Lembro-me de terem sugerido passar creme dental, óleo de cozinha, álcool puro, álcool com fumo, água de sereno, maionese …
A dor não parava e até piorava de acordo com as sugestões. Até que aquele caiçara foi me ver e resmungou: “Vocês vão matar o menino! Ele foi atacado pela noiva do mar, precisa lavar com vinagre…”
Meu pai perguntou o porquê de se usar o vinagre.
Ele já havia me visto sofrer tanto, que não queria mais me usar de cobaia das maluquices que o povo inventava.
Então, o caiçara contou , que a Noiva do Mar era uma jovem, filha de um dos grandes mercadores náuticos de Portugal, prometida para o filho de um homem rico da região de Mongaguá.
O pai do rapaz preparou tudo para que o casamento fosse o maior de todos já vistos, comprou muita comida e vários tonéis de vinho para que não faltasse bebida para a festa que duraria uma semana. Quando tudo estava pronto para a chegada dela de Portugal, aconteceu o pior.
Próximo à costa brasileira , uma tempestade afundou o navio e a noiva morreu. O rapaz, que se casaria por obrigação, ao saber da morte da noiva sorriu, abriu uma barrica de vinho, se serviu e disse que todos fizessem o mesmo.

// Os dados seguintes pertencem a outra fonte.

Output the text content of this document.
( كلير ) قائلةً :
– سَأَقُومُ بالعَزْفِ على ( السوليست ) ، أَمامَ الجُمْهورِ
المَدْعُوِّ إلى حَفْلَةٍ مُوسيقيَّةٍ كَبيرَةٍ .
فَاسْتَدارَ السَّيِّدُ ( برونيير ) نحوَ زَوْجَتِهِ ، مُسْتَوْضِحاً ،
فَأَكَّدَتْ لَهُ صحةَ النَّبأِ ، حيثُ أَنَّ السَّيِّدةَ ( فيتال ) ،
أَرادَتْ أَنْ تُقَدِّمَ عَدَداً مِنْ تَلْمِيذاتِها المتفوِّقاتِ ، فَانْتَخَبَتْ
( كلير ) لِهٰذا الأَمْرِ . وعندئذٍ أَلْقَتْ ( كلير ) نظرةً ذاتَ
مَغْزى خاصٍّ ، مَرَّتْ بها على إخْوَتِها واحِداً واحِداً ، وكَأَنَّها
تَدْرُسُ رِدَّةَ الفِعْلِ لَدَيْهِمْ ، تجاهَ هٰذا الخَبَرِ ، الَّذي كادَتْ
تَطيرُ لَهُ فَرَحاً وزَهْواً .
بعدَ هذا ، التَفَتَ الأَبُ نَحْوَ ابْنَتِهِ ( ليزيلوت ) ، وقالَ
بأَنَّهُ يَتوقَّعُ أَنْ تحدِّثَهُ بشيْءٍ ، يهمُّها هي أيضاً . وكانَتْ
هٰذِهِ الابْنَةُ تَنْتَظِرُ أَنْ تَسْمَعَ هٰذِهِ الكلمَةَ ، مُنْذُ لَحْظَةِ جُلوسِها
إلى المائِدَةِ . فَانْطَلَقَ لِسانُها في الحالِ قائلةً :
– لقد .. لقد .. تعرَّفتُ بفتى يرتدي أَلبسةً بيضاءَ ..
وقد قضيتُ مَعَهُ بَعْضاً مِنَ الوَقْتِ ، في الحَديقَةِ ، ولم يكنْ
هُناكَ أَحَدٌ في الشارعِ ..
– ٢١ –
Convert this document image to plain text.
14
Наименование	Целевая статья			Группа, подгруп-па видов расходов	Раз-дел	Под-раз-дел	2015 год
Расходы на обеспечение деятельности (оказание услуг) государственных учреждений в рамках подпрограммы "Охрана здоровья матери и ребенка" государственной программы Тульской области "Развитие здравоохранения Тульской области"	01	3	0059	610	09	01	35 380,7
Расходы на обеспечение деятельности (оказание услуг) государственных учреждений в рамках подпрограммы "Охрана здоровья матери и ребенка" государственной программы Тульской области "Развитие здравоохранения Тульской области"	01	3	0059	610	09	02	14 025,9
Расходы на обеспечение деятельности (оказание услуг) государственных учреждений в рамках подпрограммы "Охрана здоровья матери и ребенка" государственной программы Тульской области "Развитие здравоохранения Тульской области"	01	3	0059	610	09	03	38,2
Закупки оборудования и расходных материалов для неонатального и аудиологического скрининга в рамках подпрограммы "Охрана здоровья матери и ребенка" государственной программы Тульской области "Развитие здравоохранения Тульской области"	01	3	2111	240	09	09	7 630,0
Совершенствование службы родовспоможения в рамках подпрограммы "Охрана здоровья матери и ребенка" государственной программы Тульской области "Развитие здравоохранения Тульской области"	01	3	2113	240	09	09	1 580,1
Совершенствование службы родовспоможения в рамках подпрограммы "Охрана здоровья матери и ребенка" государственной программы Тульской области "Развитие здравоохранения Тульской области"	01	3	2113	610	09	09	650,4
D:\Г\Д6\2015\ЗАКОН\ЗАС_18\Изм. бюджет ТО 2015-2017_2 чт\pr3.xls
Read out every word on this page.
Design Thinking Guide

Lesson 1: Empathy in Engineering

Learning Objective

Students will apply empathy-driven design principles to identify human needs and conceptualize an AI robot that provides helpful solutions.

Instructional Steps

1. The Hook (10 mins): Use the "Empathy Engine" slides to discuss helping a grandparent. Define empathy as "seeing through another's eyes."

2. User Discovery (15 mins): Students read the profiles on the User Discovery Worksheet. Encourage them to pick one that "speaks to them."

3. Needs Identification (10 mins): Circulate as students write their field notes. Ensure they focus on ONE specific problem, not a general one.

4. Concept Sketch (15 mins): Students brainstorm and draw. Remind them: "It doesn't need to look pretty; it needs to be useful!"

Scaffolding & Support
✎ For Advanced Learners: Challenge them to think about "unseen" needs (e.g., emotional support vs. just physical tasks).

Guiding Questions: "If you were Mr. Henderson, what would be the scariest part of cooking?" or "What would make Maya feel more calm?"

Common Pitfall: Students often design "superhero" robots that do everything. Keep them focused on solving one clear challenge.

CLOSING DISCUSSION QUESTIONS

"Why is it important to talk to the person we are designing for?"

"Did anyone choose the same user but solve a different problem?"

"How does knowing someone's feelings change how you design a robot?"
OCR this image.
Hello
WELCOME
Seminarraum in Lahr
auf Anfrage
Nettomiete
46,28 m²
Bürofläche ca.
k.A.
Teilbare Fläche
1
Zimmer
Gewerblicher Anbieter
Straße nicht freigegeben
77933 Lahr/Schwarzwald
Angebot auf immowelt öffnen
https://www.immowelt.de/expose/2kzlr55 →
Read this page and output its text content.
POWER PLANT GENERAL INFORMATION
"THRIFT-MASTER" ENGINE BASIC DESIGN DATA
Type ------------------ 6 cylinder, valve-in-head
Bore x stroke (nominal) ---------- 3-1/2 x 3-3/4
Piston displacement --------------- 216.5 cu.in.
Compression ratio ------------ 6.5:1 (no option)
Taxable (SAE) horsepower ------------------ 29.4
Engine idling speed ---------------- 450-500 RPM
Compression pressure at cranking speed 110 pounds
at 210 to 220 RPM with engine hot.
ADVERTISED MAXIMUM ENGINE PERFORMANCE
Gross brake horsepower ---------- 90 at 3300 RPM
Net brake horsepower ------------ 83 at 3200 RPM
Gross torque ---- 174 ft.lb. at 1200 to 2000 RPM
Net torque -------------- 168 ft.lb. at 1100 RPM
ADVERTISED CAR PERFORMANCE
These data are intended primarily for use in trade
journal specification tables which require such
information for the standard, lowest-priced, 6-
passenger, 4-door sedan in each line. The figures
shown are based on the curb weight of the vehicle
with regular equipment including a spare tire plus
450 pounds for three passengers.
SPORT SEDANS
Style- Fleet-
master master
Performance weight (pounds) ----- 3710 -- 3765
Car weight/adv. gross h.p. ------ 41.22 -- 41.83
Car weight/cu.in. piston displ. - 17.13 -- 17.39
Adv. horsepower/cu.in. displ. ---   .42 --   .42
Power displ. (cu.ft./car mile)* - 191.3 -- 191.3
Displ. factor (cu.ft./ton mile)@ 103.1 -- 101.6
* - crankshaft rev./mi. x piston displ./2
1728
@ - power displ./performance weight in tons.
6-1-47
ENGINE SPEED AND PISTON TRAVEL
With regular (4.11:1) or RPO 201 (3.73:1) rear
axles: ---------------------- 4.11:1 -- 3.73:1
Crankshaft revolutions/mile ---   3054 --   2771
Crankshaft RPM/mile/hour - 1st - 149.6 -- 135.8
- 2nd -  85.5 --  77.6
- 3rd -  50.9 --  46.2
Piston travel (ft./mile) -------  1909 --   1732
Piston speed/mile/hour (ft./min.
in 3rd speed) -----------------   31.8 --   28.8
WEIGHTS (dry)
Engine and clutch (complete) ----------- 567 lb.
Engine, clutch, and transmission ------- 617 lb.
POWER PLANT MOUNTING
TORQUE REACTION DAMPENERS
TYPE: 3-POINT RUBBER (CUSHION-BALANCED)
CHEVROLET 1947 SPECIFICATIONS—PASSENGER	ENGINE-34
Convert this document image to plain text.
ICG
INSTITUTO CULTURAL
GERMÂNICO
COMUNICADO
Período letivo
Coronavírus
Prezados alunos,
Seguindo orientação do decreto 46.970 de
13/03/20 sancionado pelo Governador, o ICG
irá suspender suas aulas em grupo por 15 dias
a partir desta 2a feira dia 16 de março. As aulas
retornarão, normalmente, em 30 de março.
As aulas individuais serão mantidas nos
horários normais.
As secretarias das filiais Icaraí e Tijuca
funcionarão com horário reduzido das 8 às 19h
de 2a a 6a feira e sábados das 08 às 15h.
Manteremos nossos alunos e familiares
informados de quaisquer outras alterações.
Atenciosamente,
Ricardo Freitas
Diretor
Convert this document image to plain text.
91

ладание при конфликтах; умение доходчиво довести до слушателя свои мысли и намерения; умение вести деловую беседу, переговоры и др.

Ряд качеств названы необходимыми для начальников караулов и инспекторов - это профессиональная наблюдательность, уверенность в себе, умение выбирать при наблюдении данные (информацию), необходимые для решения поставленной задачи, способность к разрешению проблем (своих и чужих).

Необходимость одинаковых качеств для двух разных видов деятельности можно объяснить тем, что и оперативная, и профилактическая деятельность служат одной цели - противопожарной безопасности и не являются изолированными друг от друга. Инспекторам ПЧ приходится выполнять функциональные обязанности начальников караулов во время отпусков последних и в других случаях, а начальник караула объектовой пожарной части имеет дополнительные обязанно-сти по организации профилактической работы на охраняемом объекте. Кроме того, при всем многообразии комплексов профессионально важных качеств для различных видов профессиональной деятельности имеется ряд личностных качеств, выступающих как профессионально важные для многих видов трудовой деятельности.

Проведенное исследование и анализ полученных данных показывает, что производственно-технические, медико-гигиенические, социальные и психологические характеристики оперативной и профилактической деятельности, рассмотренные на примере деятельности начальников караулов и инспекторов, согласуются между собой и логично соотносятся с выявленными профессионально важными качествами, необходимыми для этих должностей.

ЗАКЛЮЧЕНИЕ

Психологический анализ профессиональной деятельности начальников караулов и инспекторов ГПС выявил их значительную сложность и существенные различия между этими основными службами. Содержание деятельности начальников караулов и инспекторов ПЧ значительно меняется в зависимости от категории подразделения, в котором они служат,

Assim que a última taça se encheu, ele caminhou descalço até o mar e, quando a água já tocava seus joelhos, ergueu a taça que segurava e brindou sua viuvez de um casamento que nunca aconteceu.
Nesse momento, o espírito da noiva que subia aos céus assistiu a tudo e rogou para que o santo dos marinheiros, São Erasmo, lhe desse uma chance de vingar-se da insensibilidade do noivo.
E assim se fez.
Primeiro o santo azedou o vinho, transformando-o em vinagre, depois lançou uma descarga elétrica que esfacelou o corpo da Noiva do Mar e a transformou em várias águas-vivas , capazes de injetar um veneno que poderia até matar.
Assim que se transformou em águas-vivas, a noiva foi até a praia numa espécie de procissão de animais gelatinosos, até onde seu ex-noivo pisava e as várias águas-vivas lhe causaram graves queimaduras que pareciam descargas elétricas.
Quando notou que o castigo já era suficiente, São Erasmo , o santo dos marinheiros, orientou a noiva que parasse com o castigo, contudo, com o ódio aflorado, ela não obedeceu, levando o seu algoz à morte.
Como punição pela desobediência, o santo dos marinheiros também a castigou e a deixou na forma de água-viva até a eternidade. Segundo o caiçara, a Noiva do Mar ainda está irritada, se julga injustiçada,e cega de ódio não vê a quem ataca.
Por isso, o vinagre serve como antídoto, que a faz lembrar de que sua vingança já aconteceu há muito tempo e assim, tomada de arrependimento, seu veneno aplicado perde o efeito.
Apesar de todo conceito lendário, o vinagre foi um santo remédio, em dois dias eu já estava recuperado.
Isso se explica, pois a substância expelida pela água-viva tem caráter alcalino, que é neutralizada pelo caráter ácido do vinagre.
Até hoje não sei qual espécie de água-viva ou medusa me queimou, mas a lesão provocada, levou um bom tempo para cicatrizar e deixou manchas que ainda carrego na pele.